People were right about the arrogance of the old guard. Magazines like The New Yorker, Rolling Stone, and Spin, all came to take their influence for granted, and eventually stopped censoring their own writers in any meaningful way. They became so intrinsically tied to the kingmaking process that they forgot what they were there for in the first place: to represent an audience’s voice. Critics like Lester Bangs and Pauline Kael seem to be a dead tradition. The only guy who won’t tire out from their age group is that insufferable prick Rex Reed who, as the antithesis of the other two, is emblematic of how incredibly empty and meaningless passionate writing can be. Unfortunately, it seems like anyone and everyone with an opinion, however unadulterated and inarticulate, has mockingly sneered their way into the journalistic hierarchy, whose writers possess a philosophical counterfeit previously reserved only for dime novels, pogs and French cinema. These people are talentless jerks.

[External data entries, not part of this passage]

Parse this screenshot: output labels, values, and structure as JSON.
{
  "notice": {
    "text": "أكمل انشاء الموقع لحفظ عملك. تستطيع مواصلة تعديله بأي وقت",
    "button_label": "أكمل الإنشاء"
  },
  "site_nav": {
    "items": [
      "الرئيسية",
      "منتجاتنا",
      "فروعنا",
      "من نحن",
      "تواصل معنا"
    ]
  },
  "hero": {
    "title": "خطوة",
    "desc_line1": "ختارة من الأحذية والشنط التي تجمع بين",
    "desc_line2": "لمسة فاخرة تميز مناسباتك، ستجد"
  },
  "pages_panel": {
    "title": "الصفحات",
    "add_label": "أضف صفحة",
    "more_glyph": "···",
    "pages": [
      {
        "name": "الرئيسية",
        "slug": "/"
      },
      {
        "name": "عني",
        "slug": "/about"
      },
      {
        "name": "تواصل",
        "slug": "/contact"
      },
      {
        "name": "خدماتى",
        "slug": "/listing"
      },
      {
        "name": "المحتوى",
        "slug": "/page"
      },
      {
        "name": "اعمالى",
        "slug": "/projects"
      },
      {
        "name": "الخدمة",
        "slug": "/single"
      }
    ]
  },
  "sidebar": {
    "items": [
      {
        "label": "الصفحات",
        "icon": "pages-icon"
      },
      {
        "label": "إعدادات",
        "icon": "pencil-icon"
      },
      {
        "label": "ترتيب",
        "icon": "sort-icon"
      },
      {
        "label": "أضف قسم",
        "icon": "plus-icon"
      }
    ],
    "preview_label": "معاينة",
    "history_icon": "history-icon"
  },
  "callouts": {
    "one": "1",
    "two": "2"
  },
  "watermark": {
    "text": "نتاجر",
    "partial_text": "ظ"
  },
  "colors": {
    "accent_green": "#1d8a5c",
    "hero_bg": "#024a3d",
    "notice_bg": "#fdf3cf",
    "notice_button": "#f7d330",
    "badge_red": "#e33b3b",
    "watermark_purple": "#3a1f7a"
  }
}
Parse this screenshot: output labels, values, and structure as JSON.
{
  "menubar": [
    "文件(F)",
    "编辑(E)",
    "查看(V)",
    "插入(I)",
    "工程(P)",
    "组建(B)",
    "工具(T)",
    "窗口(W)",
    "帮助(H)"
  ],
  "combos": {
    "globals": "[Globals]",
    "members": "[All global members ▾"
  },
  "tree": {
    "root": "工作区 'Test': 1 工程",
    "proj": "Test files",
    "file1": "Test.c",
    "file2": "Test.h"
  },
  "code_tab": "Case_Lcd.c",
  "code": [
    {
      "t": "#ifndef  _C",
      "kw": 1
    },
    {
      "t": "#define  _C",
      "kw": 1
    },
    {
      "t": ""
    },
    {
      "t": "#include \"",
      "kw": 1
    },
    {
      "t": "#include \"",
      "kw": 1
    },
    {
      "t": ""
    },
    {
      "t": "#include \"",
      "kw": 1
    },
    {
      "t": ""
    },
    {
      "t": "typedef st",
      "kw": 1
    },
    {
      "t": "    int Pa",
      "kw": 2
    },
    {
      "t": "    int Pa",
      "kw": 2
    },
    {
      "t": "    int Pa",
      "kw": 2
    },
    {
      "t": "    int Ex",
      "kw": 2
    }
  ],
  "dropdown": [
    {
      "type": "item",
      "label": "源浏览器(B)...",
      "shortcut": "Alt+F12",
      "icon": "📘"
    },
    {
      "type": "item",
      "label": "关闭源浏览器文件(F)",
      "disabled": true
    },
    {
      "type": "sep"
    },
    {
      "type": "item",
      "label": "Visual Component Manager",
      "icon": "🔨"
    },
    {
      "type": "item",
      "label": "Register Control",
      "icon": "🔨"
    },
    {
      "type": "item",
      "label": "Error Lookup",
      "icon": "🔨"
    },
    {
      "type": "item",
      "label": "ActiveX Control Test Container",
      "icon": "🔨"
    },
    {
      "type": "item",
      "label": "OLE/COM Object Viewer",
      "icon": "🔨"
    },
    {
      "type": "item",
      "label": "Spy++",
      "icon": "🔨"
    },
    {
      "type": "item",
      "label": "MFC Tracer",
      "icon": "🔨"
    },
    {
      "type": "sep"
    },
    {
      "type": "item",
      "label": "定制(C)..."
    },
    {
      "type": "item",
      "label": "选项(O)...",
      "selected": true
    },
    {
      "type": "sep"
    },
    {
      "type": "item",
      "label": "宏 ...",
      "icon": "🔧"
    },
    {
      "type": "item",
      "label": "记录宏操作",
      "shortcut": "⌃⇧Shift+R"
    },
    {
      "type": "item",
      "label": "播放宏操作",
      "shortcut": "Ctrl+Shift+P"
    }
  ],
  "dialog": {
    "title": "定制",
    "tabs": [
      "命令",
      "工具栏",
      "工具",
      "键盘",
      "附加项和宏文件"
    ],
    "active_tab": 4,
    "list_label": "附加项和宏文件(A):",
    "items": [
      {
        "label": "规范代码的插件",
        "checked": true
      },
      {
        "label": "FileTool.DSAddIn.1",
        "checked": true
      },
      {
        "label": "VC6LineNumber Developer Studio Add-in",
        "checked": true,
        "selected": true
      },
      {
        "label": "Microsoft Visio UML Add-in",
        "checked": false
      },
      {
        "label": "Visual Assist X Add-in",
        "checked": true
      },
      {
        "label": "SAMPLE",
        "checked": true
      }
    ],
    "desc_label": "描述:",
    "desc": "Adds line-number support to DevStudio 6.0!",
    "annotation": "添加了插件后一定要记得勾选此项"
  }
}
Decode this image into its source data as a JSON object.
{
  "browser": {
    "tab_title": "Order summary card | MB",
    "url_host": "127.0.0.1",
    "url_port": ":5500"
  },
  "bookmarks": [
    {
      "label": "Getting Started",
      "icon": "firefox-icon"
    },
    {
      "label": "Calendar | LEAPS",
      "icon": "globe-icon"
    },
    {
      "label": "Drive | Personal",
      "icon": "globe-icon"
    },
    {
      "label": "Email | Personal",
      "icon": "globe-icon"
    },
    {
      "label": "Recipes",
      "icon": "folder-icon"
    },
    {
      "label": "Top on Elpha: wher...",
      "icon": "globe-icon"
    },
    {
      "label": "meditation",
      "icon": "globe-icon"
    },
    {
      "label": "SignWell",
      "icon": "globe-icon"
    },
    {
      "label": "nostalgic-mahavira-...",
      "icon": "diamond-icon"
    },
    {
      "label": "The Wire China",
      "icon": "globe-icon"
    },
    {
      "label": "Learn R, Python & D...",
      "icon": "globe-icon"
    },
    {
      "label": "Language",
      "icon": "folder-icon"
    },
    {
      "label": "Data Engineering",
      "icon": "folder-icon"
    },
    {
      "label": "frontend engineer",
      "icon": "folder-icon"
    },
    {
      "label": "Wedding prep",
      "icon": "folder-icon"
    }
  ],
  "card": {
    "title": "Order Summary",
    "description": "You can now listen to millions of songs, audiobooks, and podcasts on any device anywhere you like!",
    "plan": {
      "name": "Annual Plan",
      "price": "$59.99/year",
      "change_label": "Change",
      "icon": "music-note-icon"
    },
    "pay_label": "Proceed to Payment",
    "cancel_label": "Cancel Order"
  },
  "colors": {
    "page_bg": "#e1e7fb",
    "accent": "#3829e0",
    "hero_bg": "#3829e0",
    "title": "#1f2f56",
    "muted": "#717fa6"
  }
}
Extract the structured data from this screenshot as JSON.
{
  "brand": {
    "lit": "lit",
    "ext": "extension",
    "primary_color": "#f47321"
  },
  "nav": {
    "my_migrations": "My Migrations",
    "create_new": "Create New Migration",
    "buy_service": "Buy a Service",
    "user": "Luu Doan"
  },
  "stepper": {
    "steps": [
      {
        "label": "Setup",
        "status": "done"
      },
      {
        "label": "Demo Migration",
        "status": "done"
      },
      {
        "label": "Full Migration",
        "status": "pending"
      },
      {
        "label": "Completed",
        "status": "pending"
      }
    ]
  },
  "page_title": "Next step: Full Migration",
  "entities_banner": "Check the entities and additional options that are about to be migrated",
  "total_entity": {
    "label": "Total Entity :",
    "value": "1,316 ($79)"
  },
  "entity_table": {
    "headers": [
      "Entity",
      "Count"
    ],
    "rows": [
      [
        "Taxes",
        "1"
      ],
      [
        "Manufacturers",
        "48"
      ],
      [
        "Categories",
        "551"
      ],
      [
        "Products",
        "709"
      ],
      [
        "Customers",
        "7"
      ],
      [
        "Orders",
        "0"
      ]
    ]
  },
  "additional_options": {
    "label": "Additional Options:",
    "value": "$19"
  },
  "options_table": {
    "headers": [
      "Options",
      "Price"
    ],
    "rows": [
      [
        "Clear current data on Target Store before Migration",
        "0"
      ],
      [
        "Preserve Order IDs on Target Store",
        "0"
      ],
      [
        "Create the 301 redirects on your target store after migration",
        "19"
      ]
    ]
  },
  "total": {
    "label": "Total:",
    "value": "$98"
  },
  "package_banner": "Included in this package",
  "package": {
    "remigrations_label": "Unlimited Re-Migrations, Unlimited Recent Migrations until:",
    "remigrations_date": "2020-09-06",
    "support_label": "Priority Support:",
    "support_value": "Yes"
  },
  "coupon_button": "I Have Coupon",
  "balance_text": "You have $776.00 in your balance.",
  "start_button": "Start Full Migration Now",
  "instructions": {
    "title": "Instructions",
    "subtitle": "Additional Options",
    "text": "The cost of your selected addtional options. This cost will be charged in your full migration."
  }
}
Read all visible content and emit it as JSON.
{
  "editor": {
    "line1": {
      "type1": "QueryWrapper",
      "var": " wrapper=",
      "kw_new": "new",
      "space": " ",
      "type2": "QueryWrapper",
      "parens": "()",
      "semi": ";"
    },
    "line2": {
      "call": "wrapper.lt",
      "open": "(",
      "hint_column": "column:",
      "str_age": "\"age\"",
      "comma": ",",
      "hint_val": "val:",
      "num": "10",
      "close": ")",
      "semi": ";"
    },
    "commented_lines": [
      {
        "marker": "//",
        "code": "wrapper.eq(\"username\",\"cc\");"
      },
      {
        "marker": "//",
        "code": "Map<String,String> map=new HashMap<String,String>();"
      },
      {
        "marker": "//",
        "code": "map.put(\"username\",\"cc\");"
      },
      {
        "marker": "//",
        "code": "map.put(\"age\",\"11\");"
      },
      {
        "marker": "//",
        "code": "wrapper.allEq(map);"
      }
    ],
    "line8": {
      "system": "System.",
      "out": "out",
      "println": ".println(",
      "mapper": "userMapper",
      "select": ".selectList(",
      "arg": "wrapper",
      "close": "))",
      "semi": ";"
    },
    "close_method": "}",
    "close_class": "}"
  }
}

They have only appeased ideologues into bastardizing the precious moments when structure and precision lends meaning, and deified the rebellious fantasies of the unconscious and the uninspired.
The magic of the Bangs and Kael era was that they actually earned respect for criticism by transforming its effectiveness as an audience feedback mechanism. Even some artists, who feared them the most in an era where the pen could destroy a career, saw the value in their profession because even though they disagreed with them, they could never deny that they came with a point and in doing so provided an effective bridge not only to society but to other contemporary artists. Looking back at their writing, I couldn’t be more convinced that the fading significance of criticism since the 90’s has more to do with the deteriorating quality of writers and thinkers than the decentralization of the industry itself. Bangs and Kael have strong opinions and at times their ludicrous stances in total affirmation or opposition to certain artistic causes will get on your nerves, but their writing style is the work of a fan just like you.
They start out with a natural reaction of excitement or disgust and go back and find out what it is about the movie that caused them to feel that way. They’re not above enjoying a juicy quarter pounder every now and then, but they still want to know what makes those cheap thrills tick. They don’t simply emote but put their emotions in context, thereby shedding light on the larger truth of a body of work and the consequences of putting it out there. The specific intellectual demands deny artists a pedestal, and hold them responsible for their decisions. The process isn’t simply self-righteous, it’s enlightened, because contained within their intimate perspective are vulnerabilities and insecurities that help us empathize with them. Kael and Bangs thereby achieve a cutting, rock n’ roll effectiveness without placing themselves on the same pedestal they just removed somebody else from, a touch of class which destroys the notion that somehow critics can’t abide by the golden rule.
Artists love generic praise and hate hearing people’s specific responses because they personalize their connection to their work and as a result hate being defined. This liberty enables them to create, but in reality, what good is what they make if it affects no one? All art is made for the benefit of society, otherwise why would it be shared? For those seeking to express something without connecting to anyone, Moleskine makes some pretty dope private diaries. They come with a high-security rubber band and cow leather binding that smells funny but lasts until you request to have it buried along with you. Buy it now, just $9.99.